There is much to applaud in Of Boys and Men. It is about time that liberals begin to take the plight of boys and men seriously, and Reeves has the credentials and platform to get the political Left to notice these issues. What is so annoying is that the book appears only written for the Left, as it generally ignores the work that conservatives have done on these issues and reduces conservatives’ concerns to a cartoonishly patriarchal caricature. He repeatedly downplays conservative concerns about boys and men as catering to culture war politics and dismisses any traditionalist arguments as a futile desire to “turn back the clock.”

One source that Reeves never mentions is Nicholas Eberstadt of the American Enterprise Institute, whose 2016 book Men Without Work speaks directly to many of the issues in Of Boys and Men, especially when Reeves describes how men are falling behind in remunerative and meaningful work, often by completely dropping out of the workforce. Eberstadt’s “post-pandemic edition” does not update the numbers in the main of the text but offers a new introduction that explains the employment situation for men since the first volume was released has gotten worse, noting “It seems that in just six years, America has gone from ‘men without work’ to ‘work without men’,” as there was 11 million job openings at the time of his update.

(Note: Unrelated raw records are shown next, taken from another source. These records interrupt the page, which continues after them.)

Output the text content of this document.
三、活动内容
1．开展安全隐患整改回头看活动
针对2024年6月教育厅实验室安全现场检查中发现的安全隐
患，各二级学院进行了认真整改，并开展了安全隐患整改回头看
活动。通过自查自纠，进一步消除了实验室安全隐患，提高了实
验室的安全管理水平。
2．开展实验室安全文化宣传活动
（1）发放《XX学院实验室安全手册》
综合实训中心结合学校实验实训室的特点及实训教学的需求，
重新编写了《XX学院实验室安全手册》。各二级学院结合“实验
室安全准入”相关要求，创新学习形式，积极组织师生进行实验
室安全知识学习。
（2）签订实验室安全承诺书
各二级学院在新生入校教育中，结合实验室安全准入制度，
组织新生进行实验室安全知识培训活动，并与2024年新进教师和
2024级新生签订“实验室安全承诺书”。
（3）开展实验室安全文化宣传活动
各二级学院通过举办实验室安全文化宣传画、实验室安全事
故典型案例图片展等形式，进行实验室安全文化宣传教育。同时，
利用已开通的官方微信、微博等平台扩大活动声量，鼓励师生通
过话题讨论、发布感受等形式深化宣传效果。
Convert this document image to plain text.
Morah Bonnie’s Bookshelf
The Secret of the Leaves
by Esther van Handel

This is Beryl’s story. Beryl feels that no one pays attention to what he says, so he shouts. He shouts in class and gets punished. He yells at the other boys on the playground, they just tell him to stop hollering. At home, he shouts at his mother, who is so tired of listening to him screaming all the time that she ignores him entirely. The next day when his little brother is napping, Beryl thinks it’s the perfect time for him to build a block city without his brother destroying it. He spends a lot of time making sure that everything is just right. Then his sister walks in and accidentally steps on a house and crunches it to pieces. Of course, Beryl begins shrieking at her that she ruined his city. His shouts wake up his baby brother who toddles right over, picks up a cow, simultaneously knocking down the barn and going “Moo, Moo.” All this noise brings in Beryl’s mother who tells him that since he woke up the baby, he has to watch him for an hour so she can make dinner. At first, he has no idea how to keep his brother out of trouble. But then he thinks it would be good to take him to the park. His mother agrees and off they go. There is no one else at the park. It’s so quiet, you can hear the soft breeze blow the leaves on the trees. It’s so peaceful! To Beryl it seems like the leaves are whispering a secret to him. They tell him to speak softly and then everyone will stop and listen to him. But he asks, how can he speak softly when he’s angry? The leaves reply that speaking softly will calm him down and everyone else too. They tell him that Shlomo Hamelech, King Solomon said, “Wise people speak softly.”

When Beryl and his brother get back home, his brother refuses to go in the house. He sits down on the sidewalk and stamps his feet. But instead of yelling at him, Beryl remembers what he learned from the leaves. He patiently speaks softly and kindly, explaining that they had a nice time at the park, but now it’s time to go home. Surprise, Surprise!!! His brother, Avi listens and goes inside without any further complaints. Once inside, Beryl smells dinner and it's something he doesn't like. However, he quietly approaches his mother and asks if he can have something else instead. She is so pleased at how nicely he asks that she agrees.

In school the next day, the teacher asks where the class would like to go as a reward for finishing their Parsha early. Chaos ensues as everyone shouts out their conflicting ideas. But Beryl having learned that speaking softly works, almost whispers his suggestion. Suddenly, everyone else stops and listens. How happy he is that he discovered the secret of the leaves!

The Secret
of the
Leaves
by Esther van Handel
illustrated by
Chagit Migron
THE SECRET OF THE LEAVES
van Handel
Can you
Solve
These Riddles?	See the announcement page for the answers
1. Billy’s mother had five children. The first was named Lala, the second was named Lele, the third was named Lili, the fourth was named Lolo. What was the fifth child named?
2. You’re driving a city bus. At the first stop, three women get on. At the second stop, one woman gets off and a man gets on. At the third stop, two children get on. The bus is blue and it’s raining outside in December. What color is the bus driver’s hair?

Using various data sets, Men Without Work describes the trend of fewer and fewer men working. Eberstadt correctly notes that labour force participation rates are more important than unemployment rates, as the former describes the number of men who are working or looking for work as a percentage of all prime age men. The unemployment rate measures the number of people looking for work as a percentage of people working or looking for work. Many men have simply dropped out of the workforce. Now about one out of three men of prime age are completely disengaged from the workforce. This is not healthy.

Eberstadt examines some of the reasons, and focuses on economics and government programs, as opposed to culture. He places the bulk of the blame on government programs that allow men to get by despite long-term escape from a paying job. In short, “the living expenses of un-working men today are subsidized by Uncle Sam.” He does not ignore the cultural impacts of unworking men, noting that they are spending more of their time in leisure activities and becoming disconnected from their communities. Eberstadt concludes that “this mass voluntary flight from work by men … lies at the center of so much of America’s new dysfunction and despair.” The retreat from work accompanied the retreat from family, promoted welfare dependency, “routinized the support of men by prime working age women,” and led to declines in social cohesion and social trust.

Among the fixes Eberstadt suggests are a “work first” principle in the provision of welfare, greater job training and education, work credits, and addressing the huge problem of previously incarcerated men fully rejoining society (“an ennobling moral goal for a forgiving people”).

Recognizing that boys and men are struggling with school, employment, and meaning, and addressing those problems, is itself an ennobling moral goal, and an urgent one. It is too bad that one of these authors decided to make it a partisan issue when addressing them will require a broad societal consensus.